Não existe um sinal único, são sinais muito sensíveis, aos quais devemos ficar atentos. Um deles é a piora da ansiedade, que reflete em inquietude, preocupações, tensão ou irritação. Outro sinal é a insônia, que também impactará no humor. Sintomas psicóticos, como ideias delirantes e mania de perseguição, ou alucinações, como ver ou escutar coisas que não existem, também são sinais de alerta para a possibilidade de uma tentativa de suicídio. Por fim, há avisos, como uma preparação ao organizar distribuição de bens e seguro de vida, e a verbalização da vontade de sumir, de não acordar mais, ou mesmo de um plano.
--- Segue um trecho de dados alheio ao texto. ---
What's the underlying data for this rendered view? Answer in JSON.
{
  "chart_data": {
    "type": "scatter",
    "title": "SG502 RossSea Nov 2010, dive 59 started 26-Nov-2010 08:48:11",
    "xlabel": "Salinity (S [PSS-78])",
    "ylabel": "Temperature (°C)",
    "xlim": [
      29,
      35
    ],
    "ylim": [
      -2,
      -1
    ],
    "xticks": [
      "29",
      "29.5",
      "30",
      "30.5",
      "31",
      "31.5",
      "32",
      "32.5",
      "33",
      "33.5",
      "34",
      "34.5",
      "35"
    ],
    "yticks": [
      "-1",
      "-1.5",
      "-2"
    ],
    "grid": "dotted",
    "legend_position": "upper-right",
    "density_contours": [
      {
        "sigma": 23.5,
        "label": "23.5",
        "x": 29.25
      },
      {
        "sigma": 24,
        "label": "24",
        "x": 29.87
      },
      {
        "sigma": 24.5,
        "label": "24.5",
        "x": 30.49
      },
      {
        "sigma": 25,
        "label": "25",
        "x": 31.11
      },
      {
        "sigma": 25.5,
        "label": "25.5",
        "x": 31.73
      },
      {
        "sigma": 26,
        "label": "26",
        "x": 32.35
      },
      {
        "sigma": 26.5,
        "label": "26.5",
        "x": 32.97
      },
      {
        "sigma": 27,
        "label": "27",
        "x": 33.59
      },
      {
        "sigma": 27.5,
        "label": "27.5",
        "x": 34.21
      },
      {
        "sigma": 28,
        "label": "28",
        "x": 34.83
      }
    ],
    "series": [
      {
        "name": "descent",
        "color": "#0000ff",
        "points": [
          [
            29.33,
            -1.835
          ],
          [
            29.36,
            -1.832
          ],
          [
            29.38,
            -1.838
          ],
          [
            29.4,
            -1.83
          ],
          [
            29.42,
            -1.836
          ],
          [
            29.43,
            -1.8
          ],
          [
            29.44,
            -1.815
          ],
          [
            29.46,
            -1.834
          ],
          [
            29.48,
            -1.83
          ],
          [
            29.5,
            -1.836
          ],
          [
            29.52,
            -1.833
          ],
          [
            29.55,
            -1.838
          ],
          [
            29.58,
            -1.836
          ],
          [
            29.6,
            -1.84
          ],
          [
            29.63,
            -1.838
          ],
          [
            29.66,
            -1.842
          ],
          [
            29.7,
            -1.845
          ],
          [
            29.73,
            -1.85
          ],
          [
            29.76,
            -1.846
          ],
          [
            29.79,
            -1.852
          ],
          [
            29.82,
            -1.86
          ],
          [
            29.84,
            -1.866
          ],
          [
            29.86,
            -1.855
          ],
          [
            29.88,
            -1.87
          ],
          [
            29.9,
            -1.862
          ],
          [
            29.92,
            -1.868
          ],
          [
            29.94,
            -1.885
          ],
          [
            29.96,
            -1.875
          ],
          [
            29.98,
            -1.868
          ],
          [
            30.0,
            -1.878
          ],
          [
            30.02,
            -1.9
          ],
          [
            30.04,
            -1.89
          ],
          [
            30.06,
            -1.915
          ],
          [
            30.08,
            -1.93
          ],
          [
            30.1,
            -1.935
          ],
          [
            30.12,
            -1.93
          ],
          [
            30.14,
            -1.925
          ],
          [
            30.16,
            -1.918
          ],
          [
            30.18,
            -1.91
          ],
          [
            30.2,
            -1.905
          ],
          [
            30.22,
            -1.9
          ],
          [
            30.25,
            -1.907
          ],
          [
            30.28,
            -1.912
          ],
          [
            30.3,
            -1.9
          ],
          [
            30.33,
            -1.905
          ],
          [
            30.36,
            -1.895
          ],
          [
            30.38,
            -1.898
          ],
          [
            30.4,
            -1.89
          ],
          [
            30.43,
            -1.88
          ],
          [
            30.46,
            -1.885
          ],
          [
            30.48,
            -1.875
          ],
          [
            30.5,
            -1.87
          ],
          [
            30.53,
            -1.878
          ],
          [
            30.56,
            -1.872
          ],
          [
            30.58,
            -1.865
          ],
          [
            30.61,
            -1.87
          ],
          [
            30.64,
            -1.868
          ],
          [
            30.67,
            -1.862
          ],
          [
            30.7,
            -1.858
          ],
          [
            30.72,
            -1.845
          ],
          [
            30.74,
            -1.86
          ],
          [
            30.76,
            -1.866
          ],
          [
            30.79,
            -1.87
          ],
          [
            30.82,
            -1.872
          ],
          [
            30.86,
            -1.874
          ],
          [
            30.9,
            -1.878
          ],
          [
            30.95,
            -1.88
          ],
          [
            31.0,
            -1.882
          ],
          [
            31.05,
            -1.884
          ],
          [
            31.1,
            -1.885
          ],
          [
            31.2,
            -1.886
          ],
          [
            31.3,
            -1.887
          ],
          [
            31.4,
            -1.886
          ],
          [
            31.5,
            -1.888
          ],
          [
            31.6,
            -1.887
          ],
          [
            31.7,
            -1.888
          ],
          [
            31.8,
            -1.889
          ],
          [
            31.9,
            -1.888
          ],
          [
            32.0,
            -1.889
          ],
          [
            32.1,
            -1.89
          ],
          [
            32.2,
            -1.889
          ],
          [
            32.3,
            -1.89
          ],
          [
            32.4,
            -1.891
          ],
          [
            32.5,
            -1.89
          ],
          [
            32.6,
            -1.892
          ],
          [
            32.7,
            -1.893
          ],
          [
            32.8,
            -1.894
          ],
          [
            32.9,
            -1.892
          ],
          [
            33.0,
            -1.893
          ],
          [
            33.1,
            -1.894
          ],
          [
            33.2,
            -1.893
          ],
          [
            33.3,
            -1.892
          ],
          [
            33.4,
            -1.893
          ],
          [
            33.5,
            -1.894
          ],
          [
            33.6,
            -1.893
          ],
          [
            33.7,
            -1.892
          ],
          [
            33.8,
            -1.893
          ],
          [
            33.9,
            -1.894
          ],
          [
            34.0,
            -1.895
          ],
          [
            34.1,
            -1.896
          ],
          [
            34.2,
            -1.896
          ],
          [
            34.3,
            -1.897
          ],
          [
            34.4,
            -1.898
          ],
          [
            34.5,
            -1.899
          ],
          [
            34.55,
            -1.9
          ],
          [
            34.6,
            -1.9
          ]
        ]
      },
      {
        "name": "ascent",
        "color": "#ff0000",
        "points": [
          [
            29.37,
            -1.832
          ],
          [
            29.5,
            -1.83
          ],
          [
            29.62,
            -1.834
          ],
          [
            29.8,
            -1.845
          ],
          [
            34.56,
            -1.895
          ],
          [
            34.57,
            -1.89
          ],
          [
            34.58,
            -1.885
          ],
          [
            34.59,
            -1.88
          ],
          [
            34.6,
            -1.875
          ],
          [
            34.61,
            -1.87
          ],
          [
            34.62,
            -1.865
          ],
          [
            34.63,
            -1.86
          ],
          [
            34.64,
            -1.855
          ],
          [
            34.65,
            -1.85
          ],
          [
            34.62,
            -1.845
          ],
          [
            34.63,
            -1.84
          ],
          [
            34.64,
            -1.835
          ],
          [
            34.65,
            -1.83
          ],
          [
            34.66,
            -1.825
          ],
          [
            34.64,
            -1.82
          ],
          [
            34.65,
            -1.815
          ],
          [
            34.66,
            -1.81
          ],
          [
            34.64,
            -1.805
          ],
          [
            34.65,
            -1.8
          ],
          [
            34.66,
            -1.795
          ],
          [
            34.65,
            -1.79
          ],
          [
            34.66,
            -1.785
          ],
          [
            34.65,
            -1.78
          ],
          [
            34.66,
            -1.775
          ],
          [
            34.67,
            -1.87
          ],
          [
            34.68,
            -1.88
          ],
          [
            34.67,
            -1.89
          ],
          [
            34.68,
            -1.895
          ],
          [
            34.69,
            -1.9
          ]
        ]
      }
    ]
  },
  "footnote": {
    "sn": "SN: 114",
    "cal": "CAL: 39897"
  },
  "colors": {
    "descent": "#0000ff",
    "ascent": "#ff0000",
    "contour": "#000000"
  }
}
– Como ajudar alguém que demonstra estes sinais e como cada um pode buscar ajuda para si?

Moreno – A pessoa deve procurar ajuda o mais breve possível, de preferência, com um psiquiatra e/ou psicólogo. Devemos entender que ideias suicidas são um sintoma grave e devem ser avaliadas por algum profissional de saúde. Muitas pessoas acham que o ato de conversar, orar ou trabalhar mais faz com que as ideias suicidas sumam. Mas não é bem assim. Em aproximadamente 8% dos casos, a ideação suicida migra para uma tentativa de suicídio. Portanto, a ideação suicida deve ser avaliada por algum profissional de saúde.

Se você conhece alguém que demonstra os sinais, o primeiro passo é conversar sobre. Não podemos ter medo de abordar o assunto. Haverá quem vai negar ou ficar irritado, mas a maioria das pessoas se sente a vontade e acolhida com este gesto. Depois de identificar os sinais, a pessoa precisa receber atendimento profissional. Não basta apenas orientar, indivíduos nesta situação precisam de ajuda para procurar o suporte. O Centro de Valorização da Vida (CVV), também é uma excelente ferramenta. Ao ligar para o número 188, o indivíduo pode conversar com algum voluntário, sem medo de ser criticado. Qualquer unidade de saúde também deve estar preparada para uma avaliação inicial e encaminhamento para o serviço mais adequado para o paciente.

– Qual a relação do momento que vivemos com os transtornos mentais e a prevenção do suicídio?

Moreno – A pandemia está nos ensinando várias coisas, e uma delas é de que não é possível ser saudável sem saúde mental. Apesar do Brasil já ter passado mais de 100 mil mortes por COVID-19, provavelmente as maiores cicatrizes desta pandemia serão as psicológicas. No início da pandemia o pânico se instalou. A ansiedade da população cresceu. Agora, no meio da pandemia, pelo isolamento social prolongado e as consequências econômicas, a depressão está se instalando. As pesquisas que estudam a psicologia de epidemias mostram que os suicídios aumentam após uma epidemia, porque a soma da ansiedade e da depressão, com a falta de esperança aumenta o risco de suicídio. Nunca foi tão importante investir em saúde mental para prevenção de problemas mentais.